Bundesbank President Joachim Nagel has advised the European Central Bank (ECB) to exercise caution in its interest rate decisions. He suggests that the ECB should wait until September for any subsequent rate cuts after implementing a reduction in borrowing costs in June. This warning comes ahead of a crucial meeting where officials are expected to lower borrowing costs for the first time since concluding an unprecedented tightening campaign.
Nagel warned against following up next month’s prospective easing too quickly, stating that if there is a rate cut in June, they have to wait. The comments come less than two weeks before a crucial meeting, at which officials are widely expected to lower borrowing costs for the first time since concluding an unprecedented tightening campaign.
What happens after June is less clear, with stronger growth momentum, sticky inflation, and stubborn wage growth reducing the case for a series of quick back-to-back interest rate cuts. Markets are still betting on a first quarter-point cut in next month, with a 60% probability of another move in September. The chance of a third cut later this year is now seen as one-in-three, a shift from last week when three cuts were virtually fully priced.
Cutting at those three meetings would align ECB steps with its timetable of compiling forecasts on a quarterly basis, giving policymakers a more thorough analysis on which to base their decisions. New ECB data showed a key gauge of euro-area salaries unexpectedly failed to slow at the start of 2024, a warning sign to policymakers counting on a slowdown to maintain the retreat in inflation. Negotiated wages increased 4.7% from a year ago, matching a record set in the third quarter of last year.

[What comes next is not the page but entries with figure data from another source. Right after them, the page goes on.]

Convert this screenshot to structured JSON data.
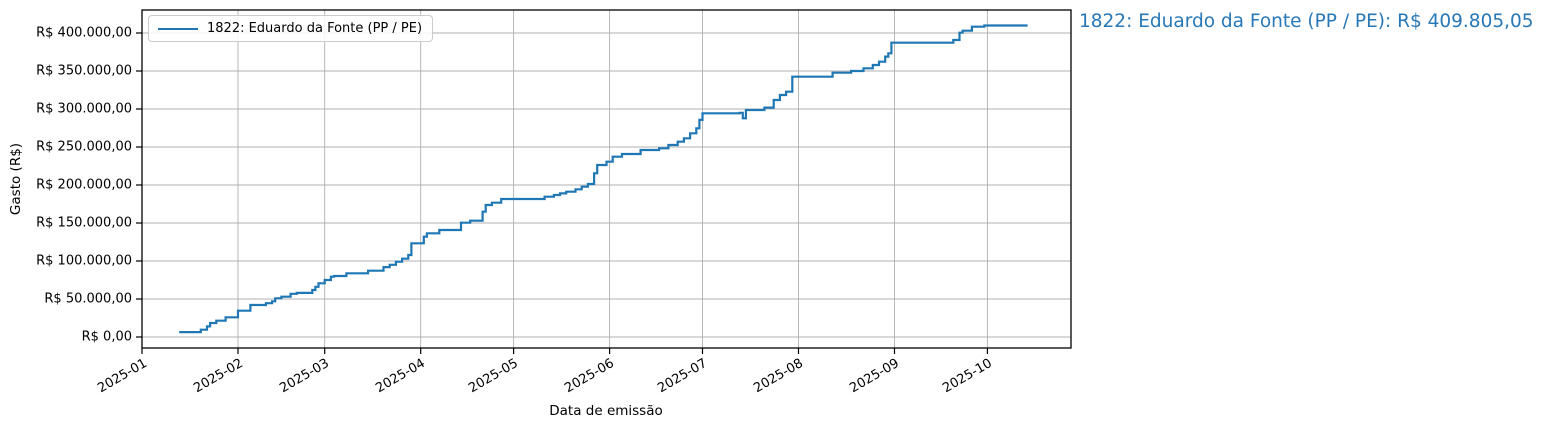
{
  "chart_data": {
    "type": "line",
    "subtype": "cumulative-step",
    "title": "",
    "xlabel": "Data de emissão",
    "ylabel": "Gasto (R$)",
    "legend": {
      "position": "upper-left",
      "entries": [
        "1822: Eduardo da Fonte (PP / PE)"
      ]
    },
    "grid": true,
    "line_color": "#1f77b4",
    "grid_color": "#b0b0b0",
    "x_ticks": [
      "2025-01",
      "2025-02",
      "2025-03",
      "2025-04",
      "2025-05",
      "2025-06",
      "2025-07",
      "2025-08",
      "2025-09",
      "2025-10"
    ],
    "y_ticks": {
      "values": [
        0,
        50000,
        100000,
        150000,
        200000,
        250000,
        300000,
        350000,
        400000
      ],
      "labels": [
        "R$ 0,00",
        "R$ 50.000,00",
        "R$ 100.000,00",
        "R$ 150.000,00",
        "R$ 200.000,00",
        "R$ 250.000,00",
        "R$ 300.000,00",
        "R$ 350.000,00",
        "R$ 400.000,00"
      ]
    },
    "xlim": [
      "2025-01-01",
      "2025-10-28"
    ],
    "ylim": [
      -14500,
      430000
    ],
    "final_total_label": "R$ 409.805,05",
    "series": [
      {
        "name": "1822: Eduardo da Fonte (PP / PE)",
        "points": [
          [
            "2025-01-13",
            6500
          ],
          [
            "2025-01-20",
            9600
          ],
          [
            "2025-01-22",
            14000
          ],
          [
            "2025-01-23",
            18400
          ],
          [
            "2025-01-25",
            21400
          ],
          [
            "2025-01-28",
            25900
          ],
          [
            "2025-02-01",
            34600
          ],
          [
            "2025-02-05",
            42100
          ],
          [
            "2025-02-10",
            44500
          ],
          [
            "2025-02-12",
            47000
          ],
          [
            "2025-02-13",
            50900
          ],
          [
            "2025-02-15",
            53000
          ],
          [
            "2025-02-18",
            56900
          ],
          [
            "2025-02-20",
            58000
          ],
          [
            "2025-02-25",
            61800
          ],
          [
            "2025-02-26",
            66000
          ],
          [
            "2025-02-27",
            70600
          ],
          [
            "2025-03-01",
            75000
          ],
          [
            "2025-03-03",
            79400
          ],
          [
            "2025-03-04",
            80300
          ],
          [
            "2025-03-08",
            83800
          ],
          [
            "2025-03-15",
            87200
          ],
          [
            "2025-03-20",
            92000
          ],
          [
            "2025-03-22",
            95000
          ],
          [
            "2025-03-24",
            99100
          ],
          [
            "2025-03-26",
            103000
          ],
          [
            "2025-03-28",
            107900
          ],
          [
            "2025-03-29",
            123300
          ],
          [
            "2025-04-02",
            132000
          ],
          [
            "2025-04-03",
            136400
          ],
          [
            "2025-04-07",
            140800
          ],
          [
            "2025-04-14",
            150400
          ],
          [
            "2025-04-17",
            153000
          ],
          [
            "2025-04-21",
            164900
          ],
          [
            "2025-04-22",
            173700
          ],
          [
            "2025-04-24",
            176700
          ],
          [
            "2025-04-27",
            181600
          ],
          [
            "2025-05-11",
            184600
          ],
          [
            "2025-05-14",
            186800
          ],
          [
            "2025-05-16",
            189000
          ],
          [
            "2025-05-18",
            191200
          ],
          [
            "2025-05-21",
            194300
          ],
          [
            "2025-05-23",
            197800
          ],
          [
            "2025-05-25",
            201300
          ],
          [
            "2025-05-27",
            215400
          ],
          [
            "2025-05-28",
            226300
          ],
          [
            "2025-05-31",
            230700
          ],
          [
            "2025-06-02",
            237300
          ],
          [
            "2025-06-05",
            240800
          ],
          [
            "2025-06-11",
            246100
          ],
          [
            "2025-06-17",
            248300
          ],
          [
            "2025-06-20",
            252600
          ],
          [
            "2025-06-23",
            257000
          ],
          [
            "2025-06-25",
            261400
          ],
          [
            "2025-06-27",
            268000
          ],
          [
            "2025-06-29",
            274600
          ],
          [
            "2025-06-30",
            285600
          ],
          [
            "2025-07-01",
            294300
          ],
          [
            "2025-07-13",
            295000
          ],
          [
            "2025-07-14",
            287700
          ],
          [
            "2025-07-15",
            298700
          ],
          [
            "2025-07-21",
            301800
          ],
          [
            "2025-07-24",
            311800
          ],
          [
            "2025-07-26",
            318400
          ],
          [
            "2025-07-28",
            322800
          ],
          [
            "2025-07-30",
            342500
          ],
          [
            "2025-08-12",
            347800
          ],
          [
            "2025-08-18",
            350000
          ],
          [
            "2025-08-22",
            353500
          ],
          [
            "2025-08-25",
            357900
          ],
          [
            "2025-08-27",
            362300
          ],
          [
            "2025-08-29",
            368900
          ],
          [
            "2025-08-30",
            373300
          ],
          [
            "2025-08-31",
            387300
          ],
          [
            "2025-09-20",
            390800
          ],
          [
            "2025-09-22",
            400400
          ],
          [
            "2025-09-23",
            403000
          ],
          [
            "2025-09-26",
            408300
          ],
          [
            "2025-09-30",
            409805.05
          ],
          [
            "2025-10-14",
            409805.05
          ]
        ]
      }
    ],
    "annotation": "1822: Eduardo da Fonte (PP / PE): R$ 409.805,05",
    "annotation_color": "#2878b8"
  }
}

ECB President Christine Lagarde earlier this week said she is confident that inflation is “under control,” though also refusing to commit to a certain rate path after a likely first cut in June. Most policymakers have been mute on what happens after June, though Executive Board member Isabel Schnabel suggested last week that she is opposed to July action.
Cutting at those three meetings would align ECB steps with its timetable of compiling forecasts on a quarterly basis, giving policymakers a more thorough analysis on which to base their decisions.